The Mudcat Café TM
Thread #100807   Message #2506850
Posted By: Azizi
03-Dec-08 - 09:57 AM
Thread Name: Gigalo & other children's rhymes &cheers
Subject: RE: Gigalo & other children's rhymes &cheers
Here's a link to a YouTube video of Jigalo* :

http://www.youtube.com/watch?v=oOms7cE1jdU

-snip-

This video shows young adults having fun playing a show me your motion game. This activity uses the "show me your motion"/ring game format. The women and men in this video sing this song in unison, and someone calls out the name of a group member who then goes in the middle. The song becomes call & response when the group asks the person in the middle to do some kind of movement. The person in the middle eventually does a movement and the rest of the group then does the same movement. The person in the middle returns to the group and the game begins again.
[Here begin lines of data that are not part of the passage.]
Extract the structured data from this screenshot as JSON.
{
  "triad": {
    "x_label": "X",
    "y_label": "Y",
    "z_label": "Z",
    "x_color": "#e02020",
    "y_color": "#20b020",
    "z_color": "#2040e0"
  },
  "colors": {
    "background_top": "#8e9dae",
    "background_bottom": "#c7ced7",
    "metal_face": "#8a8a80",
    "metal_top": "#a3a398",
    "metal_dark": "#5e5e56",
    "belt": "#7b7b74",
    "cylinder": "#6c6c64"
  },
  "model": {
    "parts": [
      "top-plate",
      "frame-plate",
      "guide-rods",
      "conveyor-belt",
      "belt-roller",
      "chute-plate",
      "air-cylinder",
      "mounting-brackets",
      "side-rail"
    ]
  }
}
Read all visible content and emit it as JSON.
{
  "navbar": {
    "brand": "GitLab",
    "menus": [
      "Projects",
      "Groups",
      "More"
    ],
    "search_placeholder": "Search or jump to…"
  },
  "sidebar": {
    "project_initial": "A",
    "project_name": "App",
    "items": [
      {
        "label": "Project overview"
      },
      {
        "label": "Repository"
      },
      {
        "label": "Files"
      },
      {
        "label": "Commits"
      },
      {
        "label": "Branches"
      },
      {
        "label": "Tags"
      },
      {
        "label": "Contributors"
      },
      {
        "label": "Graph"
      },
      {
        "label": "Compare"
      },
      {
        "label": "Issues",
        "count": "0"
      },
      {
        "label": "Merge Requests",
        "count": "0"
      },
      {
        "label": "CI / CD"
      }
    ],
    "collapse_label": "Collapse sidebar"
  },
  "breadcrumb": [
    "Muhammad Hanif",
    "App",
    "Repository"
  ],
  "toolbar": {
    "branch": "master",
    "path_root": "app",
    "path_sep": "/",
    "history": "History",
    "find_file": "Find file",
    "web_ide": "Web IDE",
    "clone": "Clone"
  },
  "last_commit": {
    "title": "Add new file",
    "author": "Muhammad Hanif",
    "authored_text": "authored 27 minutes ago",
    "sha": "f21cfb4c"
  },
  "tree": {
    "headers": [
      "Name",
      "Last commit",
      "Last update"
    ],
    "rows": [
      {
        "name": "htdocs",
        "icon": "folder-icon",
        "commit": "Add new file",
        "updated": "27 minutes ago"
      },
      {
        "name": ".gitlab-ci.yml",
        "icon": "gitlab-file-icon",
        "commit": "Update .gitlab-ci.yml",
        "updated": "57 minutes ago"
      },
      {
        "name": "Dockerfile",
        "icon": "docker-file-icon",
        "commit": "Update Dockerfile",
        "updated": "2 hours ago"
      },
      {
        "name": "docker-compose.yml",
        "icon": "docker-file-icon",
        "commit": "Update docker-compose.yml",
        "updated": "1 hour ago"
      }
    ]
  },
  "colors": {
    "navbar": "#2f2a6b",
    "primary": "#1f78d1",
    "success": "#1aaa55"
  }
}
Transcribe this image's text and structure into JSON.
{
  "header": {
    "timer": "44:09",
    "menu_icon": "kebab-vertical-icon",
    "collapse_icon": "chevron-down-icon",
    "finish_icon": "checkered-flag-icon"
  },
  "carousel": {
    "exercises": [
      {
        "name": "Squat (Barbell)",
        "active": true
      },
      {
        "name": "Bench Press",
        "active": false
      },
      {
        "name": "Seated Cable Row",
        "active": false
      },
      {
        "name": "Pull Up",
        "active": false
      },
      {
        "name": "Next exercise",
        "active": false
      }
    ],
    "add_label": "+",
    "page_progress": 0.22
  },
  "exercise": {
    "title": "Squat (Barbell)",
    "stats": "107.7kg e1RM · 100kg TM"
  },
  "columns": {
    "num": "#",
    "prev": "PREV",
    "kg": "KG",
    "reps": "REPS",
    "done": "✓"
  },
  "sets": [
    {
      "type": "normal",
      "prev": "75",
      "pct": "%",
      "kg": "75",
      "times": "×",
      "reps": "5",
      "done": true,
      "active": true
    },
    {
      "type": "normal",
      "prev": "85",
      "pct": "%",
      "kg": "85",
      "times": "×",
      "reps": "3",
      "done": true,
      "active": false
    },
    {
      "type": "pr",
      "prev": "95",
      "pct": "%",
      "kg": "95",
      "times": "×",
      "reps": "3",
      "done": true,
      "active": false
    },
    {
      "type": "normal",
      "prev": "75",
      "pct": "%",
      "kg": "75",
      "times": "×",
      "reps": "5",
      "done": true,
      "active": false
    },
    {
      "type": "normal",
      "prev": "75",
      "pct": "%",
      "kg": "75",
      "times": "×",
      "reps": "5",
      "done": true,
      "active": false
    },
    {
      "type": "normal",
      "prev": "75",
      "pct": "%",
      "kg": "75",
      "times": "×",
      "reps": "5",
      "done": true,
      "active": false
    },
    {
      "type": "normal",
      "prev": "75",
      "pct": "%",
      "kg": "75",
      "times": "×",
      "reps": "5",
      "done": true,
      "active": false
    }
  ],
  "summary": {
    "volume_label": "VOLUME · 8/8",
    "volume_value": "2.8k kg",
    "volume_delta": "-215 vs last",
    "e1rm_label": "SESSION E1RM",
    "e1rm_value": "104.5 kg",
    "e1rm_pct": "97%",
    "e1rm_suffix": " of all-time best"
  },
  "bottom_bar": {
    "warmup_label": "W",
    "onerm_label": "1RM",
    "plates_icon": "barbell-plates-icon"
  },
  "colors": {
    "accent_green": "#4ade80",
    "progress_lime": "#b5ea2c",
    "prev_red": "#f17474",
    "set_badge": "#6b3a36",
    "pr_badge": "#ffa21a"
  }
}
I remember seeing this cheer done by African American girls ages 6-12 years old in the late 1980s and early to mid 1990s [Pittsburgh, PA city & area]. The entire recitation that I recall in the late 1980s and 1990s was call & response and the girls did foot stomping movements along with the handclaps. The words are the same but only girls performed this cheer. In addition, the performance format was different. The girls didn't stand in a circle, but in a line or a semi-circle. I think this was because the girls did this cheer as a performance. Even if there wasn't really any audience, there was a "pretend audience, and if you stand in a circle, some girls would have their backs to the audience, which wouldn't be fair to them. I don't recall the soloist stepping in front of the other girls when it was her turn to be the soloist, but I've seen that done in the 2000s to other cheers. {Fwiw, "Jigalo" doesn't appear to be that well known nowadays in Pittsburgh among the African American girls ages 6-12 years in the same area where I collected the cheer in the 1980s and 1990s. However, this was by no means a large or scientifically done survey of girls in those communities].
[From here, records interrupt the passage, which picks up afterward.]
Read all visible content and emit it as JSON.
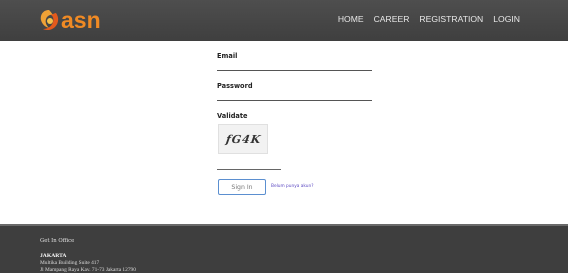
{
  "brand": {
    "logo_text": "asn",
    "logo_color": "#f08a24",
    "logo_icon": "asn-logo-icon"
  },
  "nav": {
    "items": [
      {
        "label": "HOME"
      },
      {
        "label": "CAREER"
      },
      {
        "label": "REGISTRATION"
      },
      {
        "label": "LOGIN"
      }
    ]
  },
  "form": {
    "email_label": "Email",
    "email_value": "",
    "password_label": "Password",
    "password_value": "",
    "validate_label": "Validate",
    "captcha_text": "fG4K",
    "captcha_value": "",
    "signin_label": "Sign In",
    "register_link": "Belum punya akun?",
    "button_border_color": "#5b8fd0",
    "link_color": "#5b48c2"
  },
  "footer": {
    "title": "Get In Office",
    "city": "JAKARTA",
    "address_line1": "Multika Building Suite 417",
    "address_line2": "Jl Mampang Raya Kav. 71-73 Jakarta 12790",
    "background_color": "#3e3e3e"
  },
  "header": {
    "background_color": "#4a4a4a"
  }
}
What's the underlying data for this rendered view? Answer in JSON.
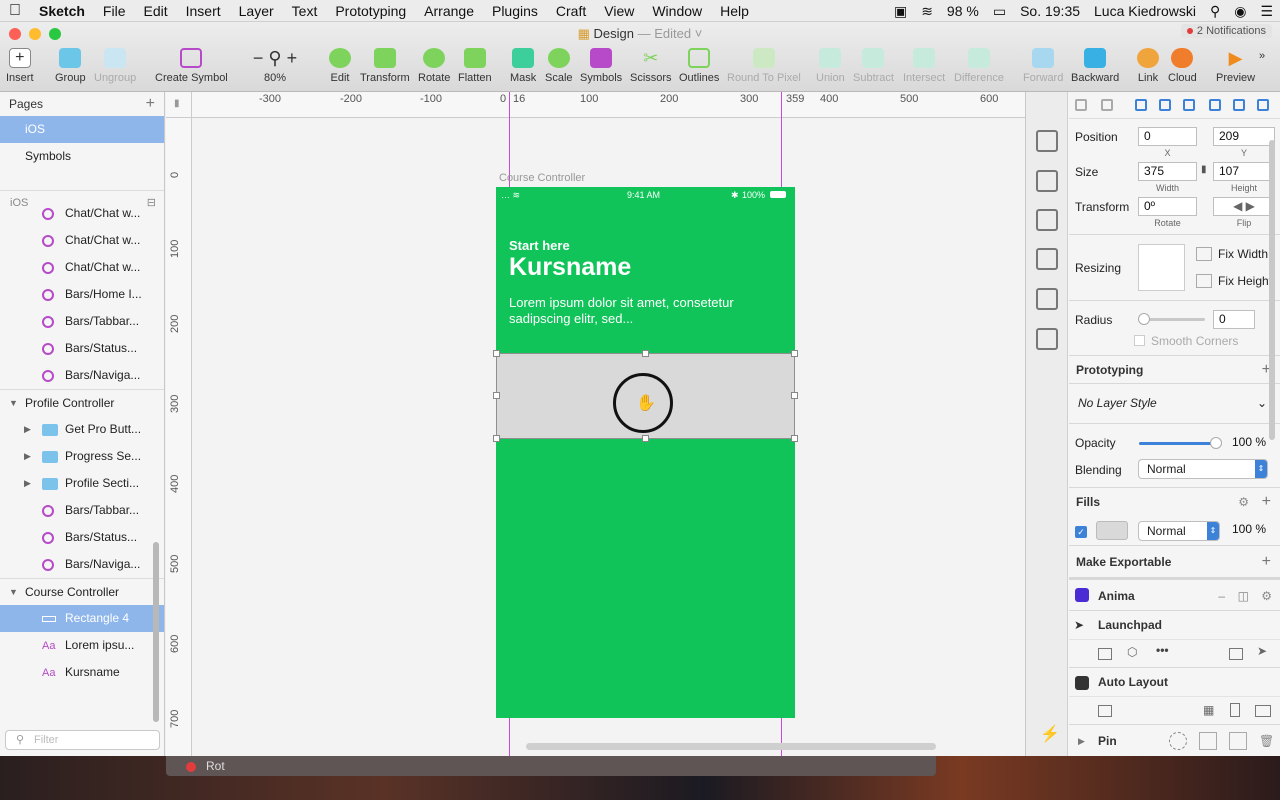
{
  "menubar": {
    "app": "Sketch",
    "items": [
      "File",
      "Edit",
      "Insert",
      "Layer",
      "Text",
      "Prototyping",
      "Arrange",
      "Plugins",
      "Craft",
      "View",
      "Window",
      "Help"
    ],
    "battery": "98 %",
    "time": "So. 19:35",
    "user": "Luca Kiedrowski"
  },
  "window": {
    "title": "Design",
    "status": "Edited",
    "notifications": "2 Notifications",
    "colors": {
      "close": "#fe5f57",
      "minimize": "#febc2e",
      "zoom": "#28c840"
    }
  },
  "toolbar": {
    "insert": "Insert",
    "group": "Group",
    "ungroup": "Ungroup",
    "create_symbol": "Create Symbol",
    "zoom": "80%",
    "edit": "Edit",
    "transform": "Transform",
    "rotate": "Rotate",
    "flatten": "Flatten",
    "mask": "Mask",
    "scale": "Scale",
    "symbols": "Symbols",
    "scissors": "Scissors",
    "outlines": "Outlines",
    "round": "Round To Pixel",
    "union": "Union",
    "subtract": "Subtract",
    "intersect": "Intersect",
    "difference": "Difference",
    "forward": "Forward",
    "backward": "Backward",
    "link": "Link",
    "cloud": "Cloud",
    "preview": "Preview"
  },
  "pages": {
    "header": "Pages",
    "items": [
      "iOS",
      "Symbols"
    ],
    "section": "iOS"
  },
  "layers": [
    {
      "name": "Chat/Chat w...",
      "icon": "symbol-icon",
      "indent": 2
    },
    {
      "name": "Chat/Chat w...",
      "icon": "symbol-icon",
      "indent": 2
    },
    {
      "name": "Chat/Chat w...",
      "icon": "symbol-icon",
      "indent": 2
    },
    {
      "name": "Bars/Home I...",
      "icon": "symbol-icon",
      "indent": 2
    },
    {
      "name": "Bars/Tabbar...",
      "icon": "symbol-icon",
      "indent": 2
    },
    {
      "name": "Bars/Status...",
      "icon": "symbol-icon",
      "indent": 2
    },
    {
      "name": "Bars/Naviga...",
      "icon": "symbol-icon",
      "indent": 2
    },
    {
      "name": "Profile Controller",
      "icon": "artboard",
      "indent": 0
    },
    {
      "name": "Get Pro Butt...",
      "icon": "folder-icon",
      "indent": 1
    },
    {
      "name": "Progress Se...",
      "icon": "folder-icon",
      "indent": 1
    },
    {
      "name": "Profile Secti...",
      "icon": "folder-icon",
      "indent": 1
    },
    {
      "name": "Bars/Tabbar...",
      "icon": "symbol-icon",
      "indent": 2
    },
    {
      "name": "Bars/Status...",
      "icon": "symbol-icon",
      "indent": 2
    },
    {
      "name": "Bars/Naviga...",
      "icon": "symbol-icon",
      "indent": 2
    },
    {
      "name": "Course Controller",
      "icon": "artboard",
      "indent": 0
    },
    {
      "name": "Rectangle 4",
      "icon": "rectangle-icon",
      "indent": 2,
      "selected": true
    },
    {
      "name": "Lorem ipsu...",
      "icon": "text-icon",
      "indent": 2
    },
    {
      "name": "Kursname",
      "icon": "text-icon",
      "indent": 2
    }
  ],
  "filter_placeholder": "Filter",
  "ruler": {
    "h": [
      "-300",
      "-200",
      "-100",
      "0",
      "16",
      "100",
      "200",
      "300",
      "359",
      "400",
      "500",
      "600"
    ],
    "v": [
      "0",
      "100",
      "200",
      "300",
      "400",
      "500",
      "600",
      "700"
    ]
  },
  "canvas": {
    "artboard_label": "Course Controller",
    "status_time": "9:41 AM",
    "status_battery": "100%",
    "start": "Start here",
    "title": "Kursname",
    "body": "Lorem ipsum dolor sit amet, consetetur sadipscing elitr, sed...",
    "artboard_color": "#10c45a",
    "rect_color": "#d9d9d9",
    "dock_label": "Rot"
  },
  "inspector": {
    "position": "Position",
    "x": "0",
    "y": "209",
    "x_label": "X",
    "y_label": "Y",
    "size": "Size",
    "width": "375",
    "height": "107",
    "width_label": "Width",
    "height_label": "Height",
    "transform": "Transform",
    "rotate": "0º",
    "rotate_label": "Rotate",
    "flip_label": "Flip",
    "resizing": "Resizing",
    "fix_width": "Fix Width",
    "fix_height": "Fix Height",
    "radius": "Radius",
    "radius_value": "0",
    "smooth": "Smooth Corners",
    "prototyping": "Prototyping",
    "layer_style": "No Layer Style",
    "opacity": "Opacity",
    "opacity_value": "100 %",
    "opacity_fraction": 1.0,
    "blending": "Blending",
    "blending_value": "Normal",
    "fills": "Fills",
    "fill_blend": "Normal",
    "fill_opacity": "100 %",
    "exportable": "Make Exportable",
    "anima": "Anima",
    "launchpad": "Launchpad",
    "autolayout": "Auto Layout",
    "pin": "Pin"
  },
  "accent": "#3b82d8"
}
There were a number of other YouTube entries for "Jigalo" and all of them that I saw to date featured high school students or young adults. Btw, Jigalo {jig-ah-LOW} should not be confused with the all purpose glass, wood, metal, rubber etc lubricant can of spray whose name is "Jig-a-loo" [jig-ah-LOO].

* From now on, I'm going to spell this word with a "J" since that's the way it is pronounced.